En règle générale, je ne suis pas pessimiste. Mais quand je vois tout ce qui nous menace et même nous arrive, je suis effrayé. Je pourrais me dire que les aventures qui sont arrivées, cet été, à mes proches, m’influencent un peu trop. Ce serait, trop facilement, éluder la question. Non, il faut bien se le dire : l’Amérique est en France. Et l’on n’entend parler que de vols de vêtements, vols de voitures, agressions, accidents... Et, tenez, aujourd’hui j’ai lu dans le Nouvel Observateur la tragique aventure de Daniel Gelineau qui n’avait même pas pu se raccrocher à son gauchisme qui s’était effrité.

J’ai regardé à la télé, Olivier Guichard face aux parents d’élèves. Et j’ai senti que ni le gouvernement, ni l’opinion publique, ni peut-être l’opposition ne semblent s’apercevoir que quelque chose s’installe insidieusement. Et sans doute, irréversiblement.

Nous n’avons pas l’habitude de jouer les Cassandre. Et toujours nous faisons face, courageusement. Mais même si nous étions vraiment lucides, notre poids est si faible dans la société et nos possibilités si réduites ! Nous ne pouvons espérer que, par osmose, par diffusion lente dans la masse, nos idées ne parviennent à susciter une intense réaction. Au contraire même, dans cette période d’angoisse générale des responsables de la jeunesse, nous provoquons des réactions de rejet, par le seul fait que nous sommes différents. Et sans qu’il soit besoin de militer.

Et, pourtant, le temps presse. S’il n’est déjà trop tard. Au fait, sommes-nous vraiment lucides ? Est-ce que nous ne nous laissons pas aveugler comme les autres ? Est-ce que nous ne nous cachons pas également les yeux pour ne pas avoir à voir ?

Pourtant, il me semble que nous sommes au centre de la question. Personnellement, je ne veux pas non plus fuir le problème. Et je veux me poser la question de la direction de notre action. D’autres le font déjà. Nous pourrions confronter nos points de vue pour essayer d’agir le plus efficacement possible aux niveaux qu’il faudra.

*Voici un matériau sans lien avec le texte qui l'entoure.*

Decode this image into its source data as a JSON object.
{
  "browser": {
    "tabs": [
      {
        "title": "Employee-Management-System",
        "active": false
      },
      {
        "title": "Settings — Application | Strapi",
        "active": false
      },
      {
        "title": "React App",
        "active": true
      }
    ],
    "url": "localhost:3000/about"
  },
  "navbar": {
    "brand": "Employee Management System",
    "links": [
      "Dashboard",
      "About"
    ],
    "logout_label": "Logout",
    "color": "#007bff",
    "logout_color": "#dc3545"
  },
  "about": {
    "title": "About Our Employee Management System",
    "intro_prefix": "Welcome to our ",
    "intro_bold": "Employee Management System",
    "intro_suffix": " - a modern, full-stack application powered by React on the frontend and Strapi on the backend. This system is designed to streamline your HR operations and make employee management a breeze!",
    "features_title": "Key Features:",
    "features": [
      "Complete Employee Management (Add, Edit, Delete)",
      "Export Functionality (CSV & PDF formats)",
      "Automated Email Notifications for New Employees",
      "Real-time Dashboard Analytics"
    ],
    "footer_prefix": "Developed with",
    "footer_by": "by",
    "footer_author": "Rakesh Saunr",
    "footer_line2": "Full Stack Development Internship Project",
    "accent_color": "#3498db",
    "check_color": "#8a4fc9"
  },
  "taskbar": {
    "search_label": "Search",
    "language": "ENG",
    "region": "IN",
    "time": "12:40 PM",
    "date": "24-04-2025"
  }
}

Je pourrais, pour commencer, compléter le tableau des faits dont l’accumulation m’a poussé à réfléchir.
– J’ai été impressionné par le récit des meurtres gratuits commis par deux adolescents qui riaient dans la voiture de police. Cela m’a fait penser à un ancien élève, comme eux orphelin de père et qui avait été élevé sans amour, allant d’aériums en prévents, en devenant de plus en plus insensible.
– J’ai été aussi impressionné par les difficultés de plusieurs de mes étudiants au cours de l’été, dans leurs colos, leurs camps d’ados, leurs garderies d’enfants de H.L.M. Et par le pessimisme de certains d’entre eux.

Il faudrait se poser les questions suivantes.
A-t-on changé les enfants ? Qu’est-ce qui est changé chez les enfants ? Qu’est-ce qui a changé les enfants ? Ne cherchons pas à répondre. Contentons-nous pour l’instant de dire qu’ils ne sont pas les coupables, mais les produits, pour ne pas dire les victimes d’une situation que la société a créée. Et dans la société, comme élément souvent hautement négatif : l’école. Alors que, je le sens, elle pourrait être un élément souvent hautement positif.

Mais revenons à d’autres faits de « mon » été.
À un « repas de famille », j’ai revu des cousins par alliance que j’avais perdu de vue depuis leur enfance. Ils ont changé. Mais ce qui m’a sauté aux yeux, c’est la diversité des solutions de vie qu’ils ont adoptées. En gros, ils ont eu les mêmes conditions d’éducation : des conditions difficiles (plan familial, logement, etc.). Mais, à partir de cela, ils ont varié.
Certains ont choisi des solutions saines, dans le sens de la vie pleine. Mais les autres en sont arrivés à des règles de vie ersatz, à l’écart du courant.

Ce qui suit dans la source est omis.